Im Gastblog erläutert die Politikwissenschafterin Alexandra Paulus, warum es notwendig ist, dass Staaten und NGOs beim Thema Cybersicherheit gleichberechtigt an einem Tisch sitzen.

Cybersicherheit wird zunehmend ein Thema für die internationale Sicherheit – das wurde zuletzt deutlich, als Cyberkriminelle mit Verbindungen zum russischen Inlandsgeheimdienst im großen Stil die IT-Systeme von Dienstleistungen der Daseinsvorsorge in Costa Rica stilllegten und für die Freischaltung große Summen verlangten. Umso wichtiger also, dass sich die Vereinten Nationen (UN) mit Cybersicherheit beschäftigen – aber wer sollte bei diesen Verhandlungen mitreden können? Jahrelang lautete die Antwort: nur eine kleine Gruppe von Staaten.

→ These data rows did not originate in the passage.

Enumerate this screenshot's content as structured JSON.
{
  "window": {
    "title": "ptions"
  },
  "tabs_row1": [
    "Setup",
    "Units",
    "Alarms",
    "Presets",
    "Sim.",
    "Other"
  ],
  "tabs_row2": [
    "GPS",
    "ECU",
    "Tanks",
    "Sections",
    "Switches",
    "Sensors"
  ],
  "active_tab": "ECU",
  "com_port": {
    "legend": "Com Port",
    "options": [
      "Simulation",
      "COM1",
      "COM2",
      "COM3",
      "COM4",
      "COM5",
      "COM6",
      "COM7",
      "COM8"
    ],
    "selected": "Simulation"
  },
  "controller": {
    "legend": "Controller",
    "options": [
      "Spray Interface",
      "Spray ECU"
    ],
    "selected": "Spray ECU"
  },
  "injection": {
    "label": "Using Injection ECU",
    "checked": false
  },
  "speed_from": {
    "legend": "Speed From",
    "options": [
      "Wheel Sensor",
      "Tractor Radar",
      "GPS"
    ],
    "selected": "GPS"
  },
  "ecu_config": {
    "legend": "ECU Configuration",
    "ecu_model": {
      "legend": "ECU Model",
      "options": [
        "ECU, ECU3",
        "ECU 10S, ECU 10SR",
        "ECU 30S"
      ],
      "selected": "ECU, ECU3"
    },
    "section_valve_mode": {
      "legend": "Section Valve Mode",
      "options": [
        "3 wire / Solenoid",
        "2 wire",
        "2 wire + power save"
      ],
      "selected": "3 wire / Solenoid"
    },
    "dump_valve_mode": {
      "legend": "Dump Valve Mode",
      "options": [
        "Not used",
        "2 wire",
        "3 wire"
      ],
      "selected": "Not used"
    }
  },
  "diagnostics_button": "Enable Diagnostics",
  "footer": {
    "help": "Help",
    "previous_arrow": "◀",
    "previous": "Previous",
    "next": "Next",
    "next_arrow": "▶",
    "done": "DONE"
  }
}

Im Bereich der Cybersicherheit spielen Zivilgesellschaft, Wissenschaft und Wirtschaft eine Schlüsselrolle.
Foto: imago/epd/Marc Engelhardt

Das änderte sich, als eine neue Arbeitsgruppe ins Leben gerufen wurde, um eine offene und breite Diskussion zu ermöglichen. Ausgerechnet dieses Gremium muss sich nun mangelnde Inklusivität vorwerfen lassen: Ende Juli konnten zum ersten Mal nichtstaatliche Organisationen teilnehmen, allerdings nur in sehr begrenztem Umfang. Dabei spielen gerade im Bereich der Cybersicherheit Zivilgesellschaft, Wissenschaft und Wirtschaft eine Schlüsselrolle. Wenn die Arbeitsgruppe also effektiv Cybersicherheitsprobleme lösen will, sollte sie zukünftig nichtstaatliche Stimmen viel stärker beteiligen. Ein paralleles UN-Forum kann hierfür als Vorbild dienen.

Elf Cyber-Normen

Cybersicherheit steht schon lange auf der Tagesordnung der Vereinten Nationen: Zwischen 2004 und 2021 tagten insgesamt sechs "Groups of Governmental Experts" (GGE), also Gruppen von Regierungsexpertinnen und Regierungsexperten. Jeweils zwei beziehungsweise drei Jahre lang verhandelten Vertreterinnen und Vertreter von 15 bis 25 Staaten über Cybersicherheit, und zwar – wie für diplomatische Verhandlungen üblich – unter Ausschluss der Öffentlichkeit. Dabei arbeitet das Gremium in einer hohen diplomatischen Flughöhe: Es setzt Beschlüsse nicht operativ um, sondern setzt die strategischen Leitplanken. Ein Fokus liegt dabei auf Regeln für das Verhalten von Staaten bezogen auf die Nutzung von Informations- und Kommunikationstechnologien. Dabei diskutieren sie einerseits über die Anwendung bestehender völkerrechtlicher Verpflichtungen, wobei der Konsens des Gremiums Auswirkungen auf die Weiterentwicklung von Völkergewohnheitsrecht haben kann. Andererseits formulierte – und konkretisierte später – die Gruppe elf Cyber-Normen. Diese werden zwar als "freiwillig und nicht verbindlich" bezeichnet, aber Staaten nutzen sie zunehmend als Grundlage für die politische Beantwortung von internationalen Cybersicherheitsvorfällen, etwa wenn sie Sanktionen verhängen.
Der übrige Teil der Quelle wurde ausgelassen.